For the last few weeks, I’ve woken up to the drums and chanting of striking unionists outside of many hotels in San Francisco. Marriott-owned hotel workers in eight cities across the United States walked out of their jobs weeks ago to protest low wages and a lack of protection against harassment from customers. Their picket-line slogan is “one job should be enough.”
It is certainly possible that Marriott should improve the wages and working conditions of its employees, but the slogan made me wonder if lifetime employment at one company is still possible for society broadly in the modern economy. Should we even continue to hold onto this way of thinking? It rests on the idea in our culture that every job should fulfill a monolithic mid-20th century ideal.
In post-World War II America, many workers enjoyed lifetime employment that enabled a middle class lifestyle through providing health care, a generous pension, and a steadily rising wage. In fact, the nostalgia for this arrangement is so strong that it may explain an element of our political fracturing.
Yet we decry as oppressive a one-size-fits-all approach to almost everything else in life. We would all agree, for instance, that one car model does not suit every consumer’s preference, that one system of education does not meet the needs of every learner, and that one beauty standard does not encompass all our tastes in attractiveness. Why insist we apply such a standard for our employment?

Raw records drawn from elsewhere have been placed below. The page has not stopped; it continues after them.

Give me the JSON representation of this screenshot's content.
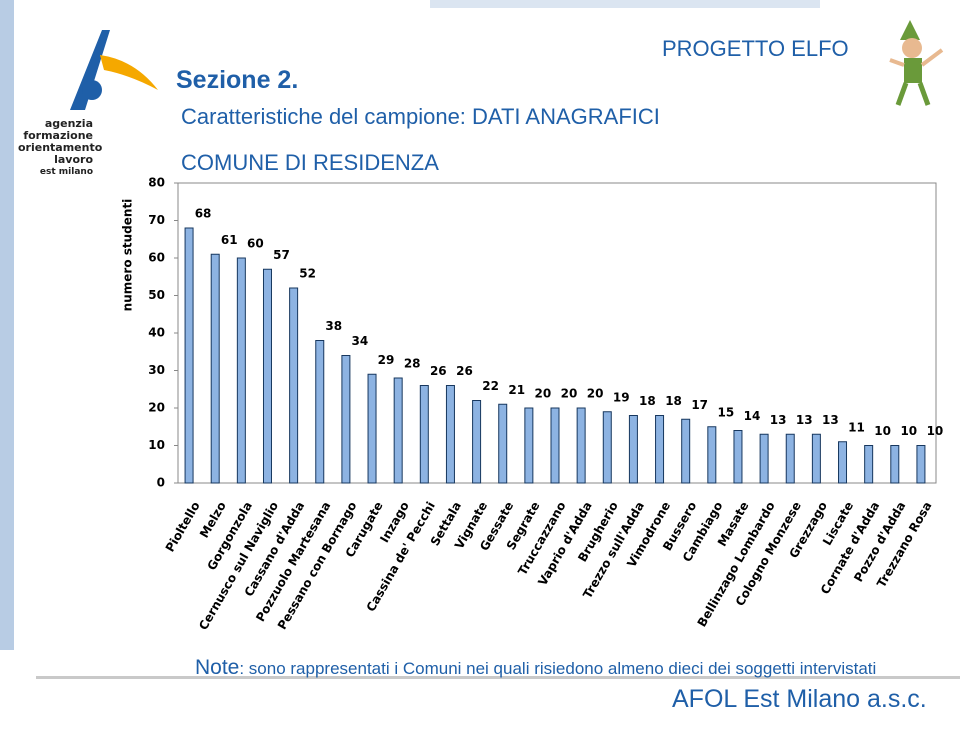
{
  "header": {
    "section": "Sezione 2.",
    "subtitle": "Caratteristiche del campione: DATI ANAGRAFICI",
    "project": "PROGETTO ELFO"
  },
  "logo": {
    "lines": [
      "agenzia",
      "formazione",
      "orientamento",
      "lavoro",
      "est milano"
    ]
  },
  "note": {
    "label": "Note",
    "text": ": sono rappresentati i Comuni nei quali risiedono almeno dieci dei soggetti intervistati"
  },
  "footer": "AFOL Est Milano a.s.c.",
  "chart_data": {
    "type": "bar",
    "title": "COMUNE DI RESIDENZA",
    "y_label": "numero studenti",
    "categories": [
      "Pioltello",
      "Melzo",
      "Gorgonzola",
      "Cernusco sul Naviglio",
      "Cassano d'Adda",
      "Pozzuolo Martesana",
      "Pessano con Bornago",
      "Carugate",
      "Inzago",
      "Cassina de' Pecchi",
      "Settala",
      "Vignate",
      "Gessate",
      "Segrate",
      "Truccazzano",
      "Vaprio d'Adda",
      "Brugherio",
      "Trezzo sull'Adda",
      "Vimodrone",
      "Bussero",
      "Cambiago",
      "Masate",
      "Bellinzago Lombardo",
      "Cologno Monzese",
      "Grezzago",
      "Liscate",
      "Cornate d'Adda",
      "Pozzo d'Adda",
      "Trezzano Rosa"
    ],
    "values": [
      68,
      61,
      60,
      57,
      52,
      38,
      34,
      29,
      28,
      26,
      26,
      22,
      21,
      20,
      20,
      20,
      19,
      18,
      18,
      17,
      15,
      14,
      13,
      13,
      13,
      11,
      10,
      10,
      10
    ],
    "color": "#8db3e2",
    "ylim": [
      0,
      80
    ],
    "yticks": [
      0,
      10,
      20,
      30,
      40,
      50,
      60,
      70,
      80
    ]
  }
}
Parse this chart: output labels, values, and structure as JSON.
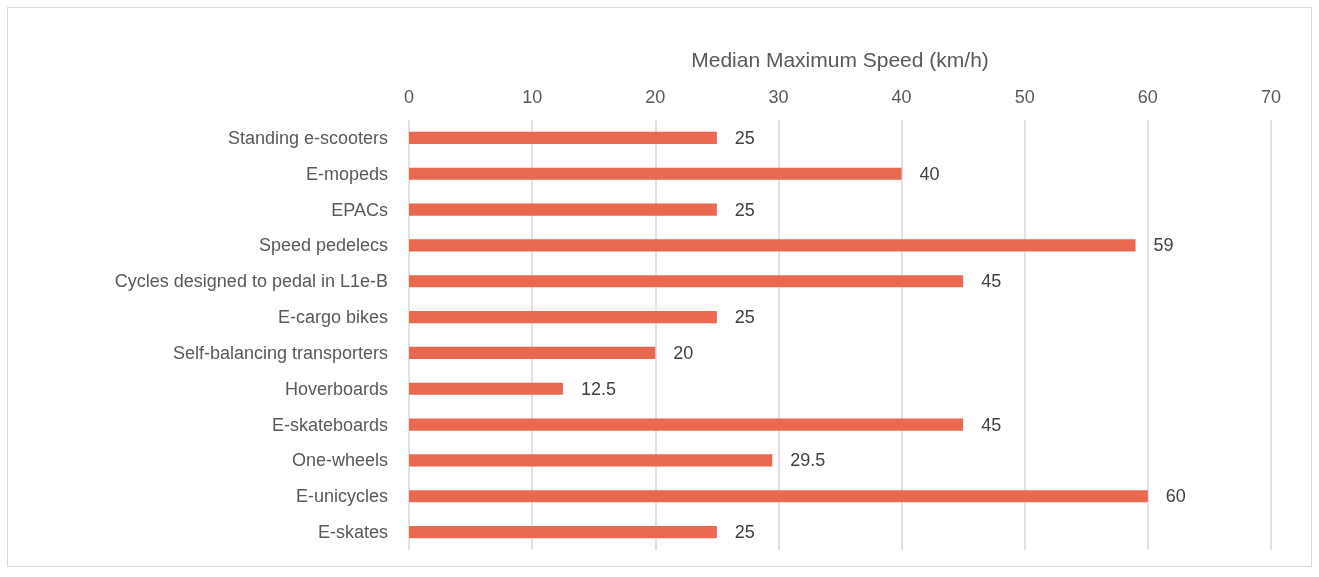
{
  "chart_data": {
    "type": "bar",
    "orientation": "horizontal",
    "xlabel": "Median Maximum Speed (km/h)",
    "categories": [
      "Standing e-scooters",
      "E-mopeds",
      "EPACs",
      "Speed pedelecs",
      "Cycles designed to pedal in L1e-B",
      "E-cargo bikes",
      "Self-balancing transporters",
      "Hoverboards",
      "E-skateboards",
      "One-wheels",
      "E-unicycles",
      "E-skates"
    ],
    "values": [
      25,
      40,
      25,
      59,
      45,
      25,
      20,
      12.5,
      45,
      29.5,
      60,
      25
    ],
    "color": "#e8694f",
    "xlim": [
      0,
      70
    ],
    "xticks": [
      0,
      10,
      20,
      30,
      40,
      50,
      60,
      70
    ],
    "grid": "x",
    "data_labels": true
  }
}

One reason not to is that novel employment models offer new opportunities that are good for people with limited options. Yet we constantly attempt to force new models to fit our preconceived expectations what of a “job” should be. This often leads to political action that destroys the benefits that these create in the first place.
Take the gig economy, for example. Companies like Uber, Airbnb, and TaskRabbit all allow people to use existing assets — a car, empty room, or skill — to earn income. This has produced significant new benefits to workers. First is flexibility. A single parent busy raising children or a student in school can create a work schedule that fits around other core commitments in their lives. Very few other jobs work this way. Second, it offers a source of supplemental income to help absorb shocks in life, such as being laid off or having to take care of a sick relative.
These are amazing benefits for many people the old economy could not help. But the initial excitement for these companies has bent toward viewing them as exploiters. They provide little to no retirement benefits and it’s very hard to earn enough money working full-time to live well, let alone raise a family. There have followed increasing calls for legislation. Hillary Clinton in 2016 said as president she would force gig companies to reclassify contractors as full-time employees and provide them more benefits.
The tradeoff for this would be to destroy the opportunity to obtain a middle-class lifestyle that our public policy purports to support. Without the gig economy, millions of people would simply have to stop working entirely or resort to less-optimal solutions, like finding less flexible work, dropping out of school, or depending on government benefits.
Also under attack are low-skilled jobs in retail and fast food, such as Walmart or McDonald’s. The “Fight for $15” movement is a reaction to the idea that companies like these are underpaying and exploiting their workers. Enacting this policy in many places would force companies to replace employees with robots and increase prices on their products. Some McDonald’s locations in San Francisco, which already has a $15 minimum wage, already use touchscreen computers instead of human workers to take orders.
What is lost when there are fewer low-wage job opportunities in industries like fast food and retail? For one, young people won’t have chances to gain critical work experience and skills that will enable social mobility later in life. It would cause the existing skills gap to widen and dampen prospects for higher paying employment in the long-term.
Companies overwhelmingly look for previous work experience in making hiring decisions. Not having this upon entering the labor market can depress young people’s earning potential for decades. Already, 43 percent of recent college graduates are underemployed. Would relinquishing more opportunities for them to gain experience provide a path to the middle class?
The idea that “one job should be enough” for a comfortable middle-class life certainly sounds fair. But it came about in the 1950s and ’60s, when the United States was the world’s sole economic superpower and most households lived on one income alone. During that time, the cost of education and health care was much lower than today.
Trying to force every new innovation in employment into this cultural framework will inevitably create barriers for those who are most vulnerable in society, and raise prices for them in other areas of the economy. It’s not just the rich who will have to pay more for food, transportation, lodging, and skilled help.
Instead we should view innovations in employment as producing new opportunities that are appropriate for certain people at different stages in life. Young people should be able to find jobs that teach them skills they don’t learn in school, like showing up on time, communicating professionally, and dealing with customers and colleagues. People facing hardship should have jobs that give them flexibility and much needed supplemental income.
Instead of reducing opportunity for people with fewer advantages in life, we should look to solutions that take advantage of our economy and society’s strengths. Our education system could be transformed to inculcate skills that Americans are really good at, like creativity, entrepreneurship, and technical savvy. (These also happen to be highly sought after by companies.) Empowered workers, whether through skills or voluntary union membership, can create a more prosperous society.
This is not to say government can’t play a role. Policies that lower housing and health-care costs would also go a long way. We all want to enable people to find work that meets their needs and paves pathways to the middle class, but this is never brought about by one-size-fits-all solutions.